The mean APGAR score at 5 minute in Nifedipine group is 6.75 with majority (62.5%) have APGAR score >7. In MgSo4 group mean APGAR score is 5.13 with majority (70%) have APGAR score <7. The p-value of 0.003 indicates a statistically significant difference in APGAR scores between the two groups, with Nifedipine group showing better outcomes. Khooshideh et al15 2017, also observed that there were no statistically significant differences in one-minute and fiveminute Apgar scores in neonates.
Statistically significant difference in neonatal death rates between the two groups (p-value 0.3048) with 7.5% death in MgSo4 group and only 2.5% death in Nifedipine group.
In conclusion, our data in this study showed that oral nifedipine is as effective as magnesium sulphate with regard to inhibition of preterm labour.

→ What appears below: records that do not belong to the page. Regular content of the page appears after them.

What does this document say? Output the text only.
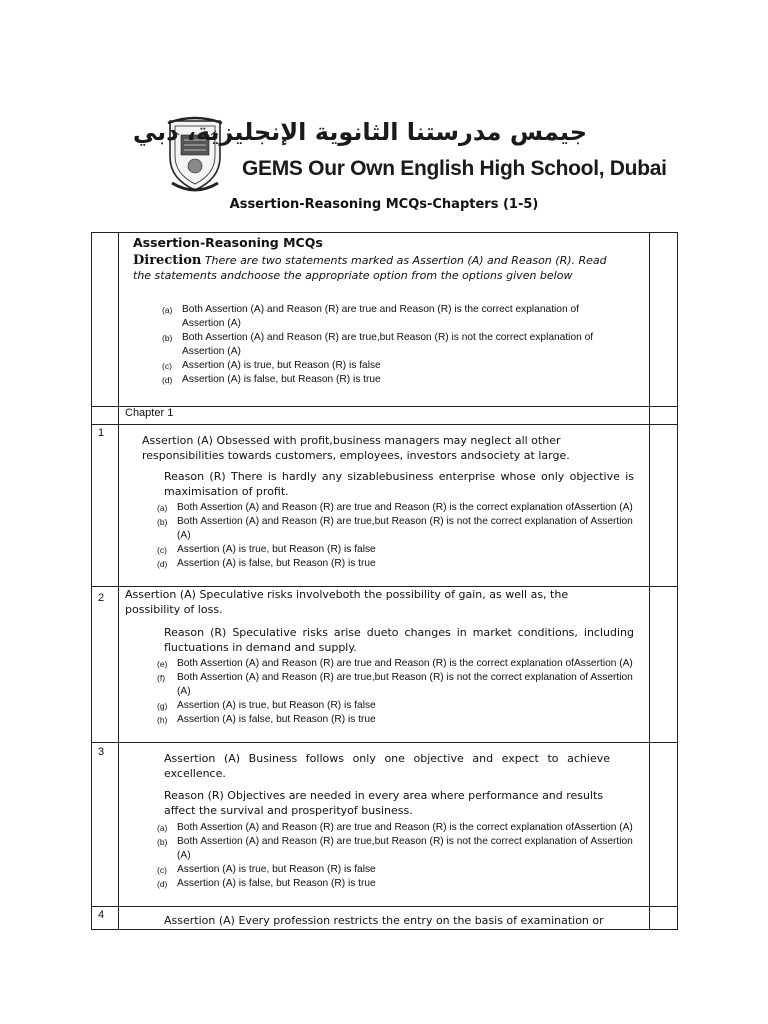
جيمس مدرستنا الثانوية الإنجليزية، دبي
GEMS Our Own English High School, Dubai
Assertion-Reasoning MCQs-Chapters (1-5)
Assertion-Reasoning MCQs
Direction There are two statements marked as Assertion (A) and Reason (R). Read the statements andchoose the appropriate option from the options given below
(a) Both Assertion (A) and Reason (R) are true and Reason (R) is the correct explanation of Assertion (A)
(b) Both Assertion (A) and Reason (R) are true,but Reason (R) is not the correct explanation of Assertion (A)
(c) Assertion (A) is true, but Reason (R) is false
(d) Assertion (A) is false, but Reason (R) is true
Chapter 1
1
Assertion (A) Obsessed with profit,business managers may neglect all other responsibilities towards customers, employees, investors andsociety at large.
Reason (R) There is hardly any sizablebusiness enterprise whose only objective is maximisation of profit.
(a) Both Assertion (A) and Reason (R) are true and Reason (R) is the correct explanation ofAssertion (A)
(b) Both Assertion (A) and Reason (R) are true,but Reason (R) is not the correct explanation of Assertion (A)
(c) Assertion (A) is true, but Reason (R) is false
(d) Assertion (A) is false, but Reason (R) is true
2 Assertion (A) Speculative risks involveboth the possibility of gain, as well as, the possibility of loss.
Reason (R) Speculative risks arise dueto changes in market conditions, including fluctuations in demand and supply.
(e) Both Assertion (A) and Reason (R) are true and Reason (R) is the correct explanation ofAssertion (A)
(f) Both Assertion (A) and Reason (R) are true,but Reason (R) is not the correct explanation of Assertion (A)
(g) Assertion (A) is true, but Reason (R) is false
(h) Assertion (A) is false, but Reason (R) is true
3	Assertion (A) Business follows only one objective and expect to achieve excellence.
Reason (R) Objectives are needed in every area where performance and results affect the survival and prosperityof business.
(a) Both Assertion (A) and Reason (R) are true and Reason (R) is the correct explanation ofAssertion (A)
(b) Both Assertion (A) and Reason (R) are true,but Reason (R) is not the correct explanation of Assertion (A)
(c) Assertion (A) is true, but Reason (R) is false
(d) Assertion (A) is false, but Reason (R) is true
4	Assertion (A) Every profession restricts the entry on the basis of examination or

Although, nifedipine is better than MgSO4 when their primary tocolytics effects (who has not delivered till 48 hours) and secondary tocolytic effects (who has not delivered till 7 days) are compared but it is not statistically significant. Although neonates who were exposed to MgSO4 in utero had more NICU admission when compared to nifedipine group which is significant, we have not found any significant difference in the incidence of respiratory distress syndrome. We conclude that as nifedipine with its easy availability, least side effects profile, low cost, ease of administration and with less intensive monitoring, can be considered as better option for management of preterm labour. No matter which tocolytic agent the clinician chooses, the evidence supports the use of short-term tocolytic drugs to prolong pregnancy for at least 48 hours to allow for administration of antenatal steroids and to allow for transport of the mother to a tertiary care facility. As this study comprised a small sample, large randomised studies are required to prove the efficacy of the tocolytics.